I have recently been attending All Saints Episcopal Church in Pasadena (worth a Google) and find that community seems to exemplify, or is compatible with our PC point of view.  

Best/Worst PC Experience

Great stuff:

  • Immersion.
  • New, really new, challenges and situations.
  • Incredibly blue skies, earthy exciting music on the zamponas and charango.
  • Salteñas.
  • Bolivian hospitality.
  • Dancing the cueca with a man in condor costume.
  • Avacados.
  • Performing in Santa Cruz.
  • The Diablada in Oruro.
  • Lake Titicaca trout.
  • Bolivian coffee (now available at Trader Joe’s Markets).
  • Awesome dramatic and often dangerous scenery and rides into Las Yungas,
  • The Valley of the Moon,
  • The train ride to Potosi,
  • The meat plane (a former paratroop plane) ride to Sucre.

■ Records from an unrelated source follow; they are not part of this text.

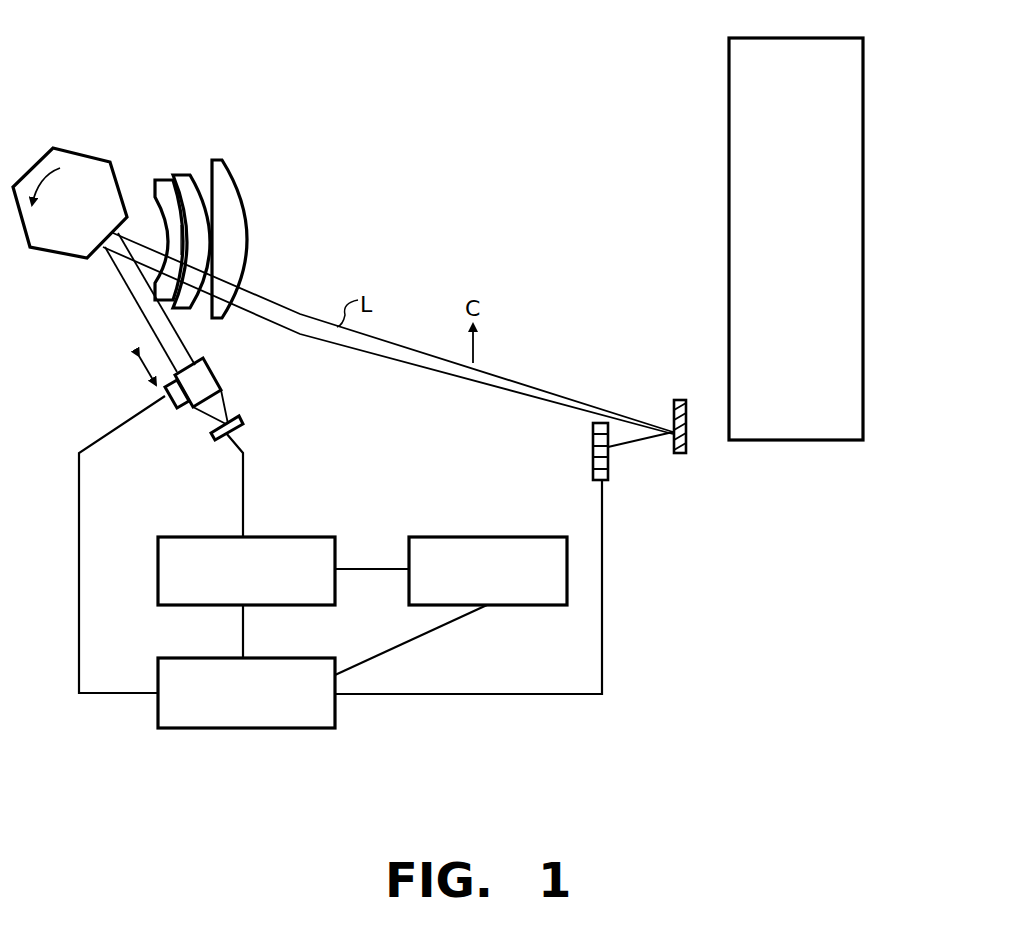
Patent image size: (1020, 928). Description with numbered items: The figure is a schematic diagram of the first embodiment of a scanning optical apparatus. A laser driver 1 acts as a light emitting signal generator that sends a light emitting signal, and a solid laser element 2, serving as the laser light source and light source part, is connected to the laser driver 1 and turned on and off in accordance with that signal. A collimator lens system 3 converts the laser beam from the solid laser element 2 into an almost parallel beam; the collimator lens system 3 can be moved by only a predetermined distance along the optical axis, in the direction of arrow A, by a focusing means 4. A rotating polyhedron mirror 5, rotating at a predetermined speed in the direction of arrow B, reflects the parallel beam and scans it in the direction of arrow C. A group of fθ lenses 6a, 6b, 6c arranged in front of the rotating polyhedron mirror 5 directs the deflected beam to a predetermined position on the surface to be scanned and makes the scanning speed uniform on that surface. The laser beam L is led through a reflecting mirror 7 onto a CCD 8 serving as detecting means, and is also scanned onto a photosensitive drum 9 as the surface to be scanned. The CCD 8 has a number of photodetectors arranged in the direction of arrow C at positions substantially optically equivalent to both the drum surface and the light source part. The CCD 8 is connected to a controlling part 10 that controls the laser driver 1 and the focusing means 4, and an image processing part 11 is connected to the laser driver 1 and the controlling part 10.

The laser driver 1 is at (298, 537).
The solid laser element 2 is at (240, 421).
The collimator lens system 3 is at (232, 378).
The focusing means 4 is at (177, 410).
The rotating polyhedron mirror 5 is at (65, 148).
The fθ lens 6a is at (163, 177).
The fθ lens 6b is at (182, 173).
The fθ lens 6c is at (233, 180).
The reflecting mirror 7 is at (678, 400).
The CCD 8 is at (608, 470).
The photosensitive drum 9 is at (728, 62).
The controlling part 10 is at (260, 730).
The image processing part 11 is at (493, 537).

Wheeee!
  • Orchestra rehearsals by candlelight when the electricity was rationed.
  • Introducing Sr Molina, the principal flutist to the music of Bach for the flute!
  • Attending myriad embassy functions and meeting cultural attaches while campaigning for them to send print orchestra sets to the Orquesta Sinfonica Nacional.
     
  • I also thoroughly enjoyed PC training at Brandeis U (2 months in the fall of 64) and at U of Puerto Rico at Mayaguez (1 month).
  • Coquis,
  • Rum drinks,
  • Sunsets,
  • Cowbells in the salsa music drifting over the neighborhood waaaay into the night,
  • Jasmine,
  • Being serenaded formally and learning how to respond,
  • Going with our pension lady on a formal Sunday paseo.
  • Having the music director at the U compose a piece for me.
  • Performing with him.
  • Swimming in the most buoyant water in a lovely bay. 

UGH:

  • Girardia,
  • Soroche
  • Dysentery.

RPCV Groups

NPCA, RPCV Los Angeles

In the Future
I expect to work forever….
Favorites to Share
Movies: That leap to mind: Evening, Chocolate, Sicko, The Motocycle Diaries
Books: Currently reading Paramahansa Yogananda’s The Second Coming of Christ.  Sometimes, read out loud to my self, without intoning, Shakespeare sonnets.